I've been an atheist for 10+ years now, most of my family still thinks it's a phase. This doesn't bother me, whatever helps them sleep at night. My mom is the only person who believes it, she said "I'm not happy with it, but I would be a bad mom to try and see you for anything you are not." this made me so happy. I was about 19 when she said this, and it came after I spent a weekend babysitting my youngest cousin. That weekend was when I figured out the type of mom I wanted to be.
My youngest cousin is exactly 13 years younger than me, so when I was 19 she was 6 years old. My cousin is very bright for her age, still is (though only book wise, I would prefer to not talk about who she is now), this was the year she stopped believe in Santa Claus. She was on the young side for this, from what I've noticed, most kids are in 2nd or 3rd grade when they find out the truth about Santa, but my cousin was still in kindergarten at the time and she put the pieces together while watching TV. She asked her mom, and her mom didn't lie. I respected that. I was there and heard her ask. Of course, she became jaded about the whole Christmas ordeal, and we lost our one good leverage on getting the girl to be good for at least 3 weeks of the year.

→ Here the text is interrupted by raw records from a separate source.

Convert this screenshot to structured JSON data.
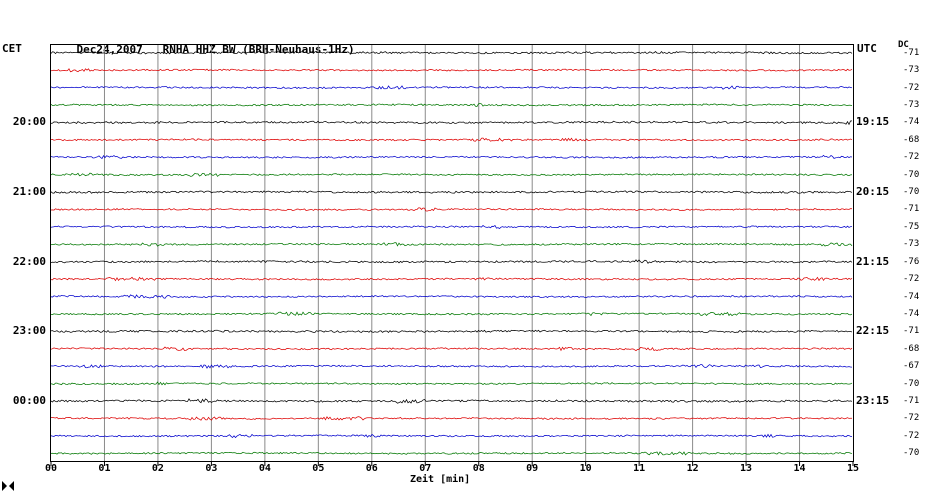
{
  "header": {
    "date": "Dec24,2007",
    "station": "RNHA HHZ BW (BRH-Neuhaus-1Hz)"
  },
  "left_axis": {
    "label": "CET"
  },
  "right_axis": {
    "label": "UTC"
  },
  "dc_column": {
    "label": "DC"
  },
  "x_axis": {
    "label": "Zeit [min]",
    "ticks": [
      "00",
      "01",
      "02",
      "03",
      "04",
      "05",
      "06",
      "07",
      "08",
      "09",
      "10",
      "11",
      "12",
      "13",
      "14",
      "15"
    ]
  },
  "chart_data": {
    "type": "line",
    "title": "Dec24,2007 RNHA HHZ BW (BRH-Neuhaus-1Hz)",
    "xlabel": "Zeit [min]",
    "x_range": [
      0,
      15
    ],
    "minutes_per_row": 15,
    "num_traces": 24,
    "trace_color_cycle": [
      "#000000",
      "#dd0000",
      "#0000cc",
      "#007700"
    ],
    "hour_rows": [
      4,
      8,
      12,
      16,
      20
    ],
    "cet_hour_labels": [
      "20:00",
      "21:00",
      "22:00",
      "23:00",
      "00:00"
    ],
    "utc_hour_labels": [
      "19:15",
      "20:15",
      "21:15",
      "22:15",
      "23:15"
    ],
    "dc_offsets": [
      -71,
      -73,
      -72,
      -73,
      -74,
      -68,
      -72,
      -70,
      -70,
      -71,
      -75,
      -73,
      -76,
      -72,
      -74,
      -74,
      -71,
      -68,
      -67,
      -70,
      -71,
      -72,
      -72,
      -70
    ],
    "amplitude_note": "quiet background noise traces, no visible seismic events",
    "grid": "vertical gridlines every 1 minute",
    "legend_position": "none"
  }
}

I had agreed to come out and watch my cousin that weekend, I didn't have work or anything better to do really, I always lived spur of the moment, so I thought it would be nice to play with my cousin instead of waiting for something to turn up. I got out there shortly after my aunt got home from picking my cousin up from school, and we had a nice evening, and that was when I heard the Santa question. I kept my mouth shut and just waited while it all played out, and things went on from there. The next day, my aunt had work, so it was just me and my cousin.

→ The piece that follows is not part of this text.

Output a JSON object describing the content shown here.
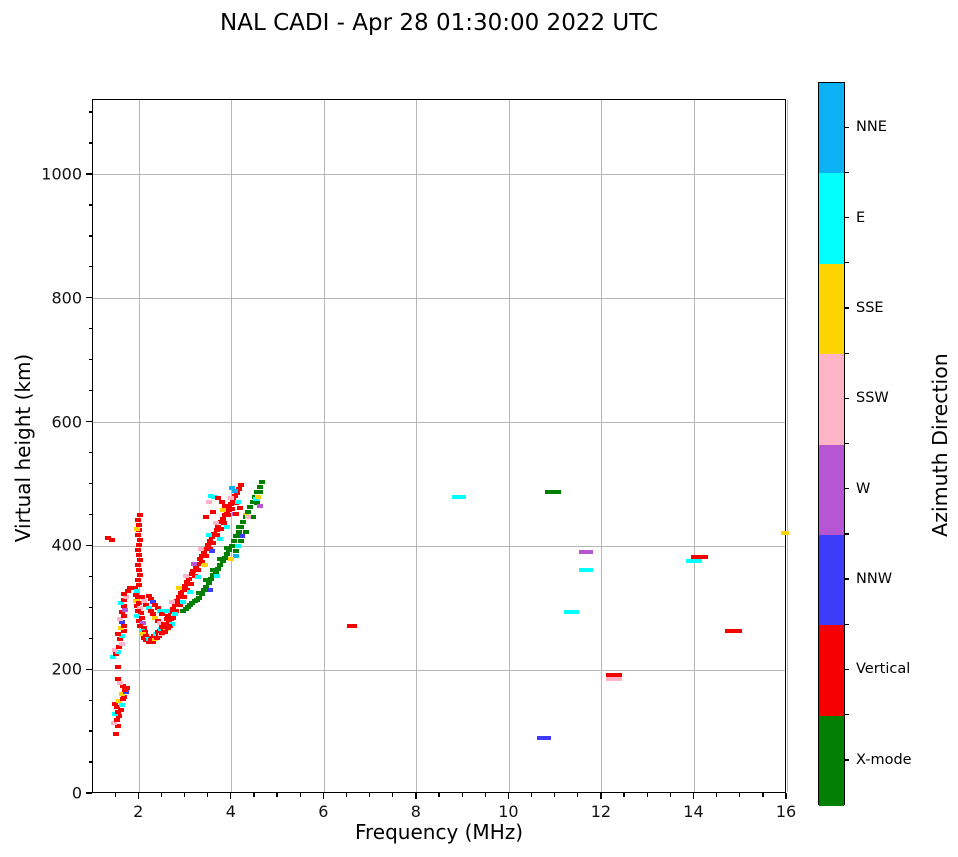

She was pretty timid most of the day, kept coming up, opening her mouth, then walking away. Not normal for any kid really, but after a while, we were playing some fighting game on the PS2, she finally got up her courage to ask me.
"Do you really not believe in god?"
What a question to come from the mouth of a babe! So naturally I asked where she had heard this. Not a topic I wanted to broach with someone so young, and I really didn't think my very religious aunt would appreciate any "temptation into sin". Quite honestly, I liked the extra money. She had said she heard her mom and my grandma talking about it on the phone. Well I wasn't going to lie to the child, so I said "no, I don't believe in any god or higher being. Sorry."
I kind of expected a million and one questions about how I could be certain, but the next words out of her mouth floored me.
"Don't tell my mom, but I was wondering that if Santa's not real, then how can God be real? They were always the same to me."
Six years old, and a far more deep thought than I had heard come from anyone my own age, and at the time I hung out with very philosophical people. But how was I to broach this. It wasn't like a neighbors kid where I could say "go ask your mommy or daddy". This was my own cousin, and she came to me because she knew her mom would say the same thing she said about Santa being real and to not question it. But I wasn't going to say "because there isn't. He cannot be proven to exist." She was 6 years old and my own family. If I went about this wrong, I could cause a major family fight, which is never good.
So I simply said "That is for you to figure out for yourself. No one can tell you what to believe, because every night, you are the only one who can know in your own heart what is right for you."
She was happy with that, I was happy with that, and now, she just turned 14 years old and I have no idea what her religious stand point is. I don't really care to ask her because that is her business.
But that weekend, that is when I knew the type of mother I wanted to be. I witness my cousin, who had a very close relationship with her mother, find a question she was afraid to ask her mother (and at that age, that is hard pressed to do), then I saw my own mother, who was so accepting of my choices. My mother raised me with all the options and resources to make a sound decision on my own, and then accepted that decision when it was made, even though I never once went to her for any of my questions.
Now I have a 4 year old child, I do not tell her what to believe or who to believe. Right now she looks out the window every night waiting for Peter Pan to whisk her off to Neverland where she can play with Tinkerbell. She asked me once if Tinkerbell was real, my only answer was "What do you think?" I am not going to tell her what to or not to believe. It's not my place, even if she is my child. I will be here with any answer I can give her, and I am willing to take her anywhere she wants to go to get the answers she wants. If she grows up to be a theist, then I will show her love still, because I want to raise her to love people for who they are, not who they believe in. I want to be the mother that was there when needed.